Светлый фон

Именно идеальная координация помогла Головину найти труды Рене Генона, перевести, изучить и освоить их, понять, что никакого традиционализма в современности быть не может — и тут же осознать обреченность на традиционализм. Порой создается впечатление, что Головин рассматривал все происходящее с огромного расстояния, как в фантастическом фильме, почти бесстрастно, но внимательно наблюдал… А потом вдруг вмешивался — и возникал его личный «дикт». Этот «дикт» — как живая бурно размножающаяся клетка, изменяющая в короткое время всю среду, в которой оказалась. Была мука — стало тесто, а потом — и хлеб.

Головин берет, казалось бы, самые простые вещи — героя знакомого с детства рассказа, стихотворение из школьной программы. Элементарность предметов порой раздражает. Но стоит им оказаться в «дикте» Головина, как очевидное — почти забытое и покрытое плесенью — начинает шевелиться и затем показывается в совершенно неожиданном облике. Кармен — грозная и свирепая — больше похожа на пожар; двенадцать патрульных из поэмы Блока — со скрытыми козырьками лицами — на метель. Возникает ощущение глубочайшего движения — не то как в детстве при слушании сказки, не то как при попадании в совершенно незнакомое пространство-время.

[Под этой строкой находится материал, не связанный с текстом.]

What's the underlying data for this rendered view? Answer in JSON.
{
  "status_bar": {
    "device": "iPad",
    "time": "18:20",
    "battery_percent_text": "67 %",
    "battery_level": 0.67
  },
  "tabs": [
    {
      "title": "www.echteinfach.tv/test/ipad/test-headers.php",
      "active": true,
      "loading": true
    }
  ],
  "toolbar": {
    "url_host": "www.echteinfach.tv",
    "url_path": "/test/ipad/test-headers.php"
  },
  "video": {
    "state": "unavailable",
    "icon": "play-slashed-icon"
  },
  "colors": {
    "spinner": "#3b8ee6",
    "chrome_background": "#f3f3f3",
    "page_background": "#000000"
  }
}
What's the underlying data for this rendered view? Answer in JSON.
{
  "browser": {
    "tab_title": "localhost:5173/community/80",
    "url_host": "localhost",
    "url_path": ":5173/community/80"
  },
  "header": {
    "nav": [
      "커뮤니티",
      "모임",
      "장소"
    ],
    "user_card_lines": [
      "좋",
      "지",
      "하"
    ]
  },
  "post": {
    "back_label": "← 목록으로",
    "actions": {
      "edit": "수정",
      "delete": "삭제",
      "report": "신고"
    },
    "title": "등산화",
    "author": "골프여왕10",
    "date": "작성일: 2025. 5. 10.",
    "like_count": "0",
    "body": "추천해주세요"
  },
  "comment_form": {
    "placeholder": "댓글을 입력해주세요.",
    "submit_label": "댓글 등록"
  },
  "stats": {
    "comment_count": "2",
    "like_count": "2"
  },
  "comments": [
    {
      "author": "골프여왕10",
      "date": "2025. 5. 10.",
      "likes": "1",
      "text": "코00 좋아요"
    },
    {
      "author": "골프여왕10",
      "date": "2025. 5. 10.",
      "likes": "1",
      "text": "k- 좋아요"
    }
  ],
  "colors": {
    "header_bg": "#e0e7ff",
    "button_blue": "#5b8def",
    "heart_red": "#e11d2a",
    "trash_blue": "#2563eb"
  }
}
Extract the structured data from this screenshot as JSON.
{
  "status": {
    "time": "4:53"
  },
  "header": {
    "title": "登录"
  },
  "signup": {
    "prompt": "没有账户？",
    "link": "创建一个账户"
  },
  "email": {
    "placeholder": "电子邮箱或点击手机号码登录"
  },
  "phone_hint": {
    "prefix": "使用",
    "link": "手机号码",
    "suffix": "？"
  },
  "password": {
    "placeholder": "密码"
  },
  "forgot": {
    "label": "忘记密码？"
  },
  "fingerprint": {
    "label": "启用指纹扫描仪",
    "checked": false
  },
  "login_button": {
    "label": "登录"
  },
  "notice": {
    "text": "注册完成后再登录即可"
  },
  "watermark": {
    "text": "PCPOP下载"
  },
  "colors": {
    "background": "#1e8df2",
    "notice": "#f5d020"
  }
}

Головин ищет и находит стихию — он не касается тех предметов, в которых стихии нет. Там, где стихия есть, — там есть и философия, и поэзия. Однако это тяготение к стихии у Головина сочетается с печалью обреченности на традиционализм. Традиционализм как последнее прибежище стихии; а на первый взгляд — несопоставимо. Головин показывает, что только так и может быть. Чудо?

Так, как писал эссеистику Головин, в наше время и по-русски не писал никто. Трудно представить, чтобы кто-то решился именно на такой (провокативный, нервически танцующий) стиль — и до, и после Головина. После прочтения хотя бы одного эссе можно засомневаться — а это он что, всерьез? Это не эпатаж, не розыгрыш? Такие вопросы могут возникнуть прежде всего у тех читателей, кто знаком с многочисленными научными и оккультными терминами. Головин обращается с этими терминами — играя. Ответ один — конечно, всерьез. Но есть «но» — если бы сам Головин хоть сколько-нибудь уважал серьезность в современном её значении. В «Веселой науке» есть мысль, что современное человечество связано с землей, воздухом и водою, но забыло огонь. Головин в каждом своем эссе высекает искру огня. Огонь — это стихия, поглощающая все остальные. Он страшен, но он и весел. Трагическая маска в изображении Головина улыбается, а в смехе чувствуется судорога агонии.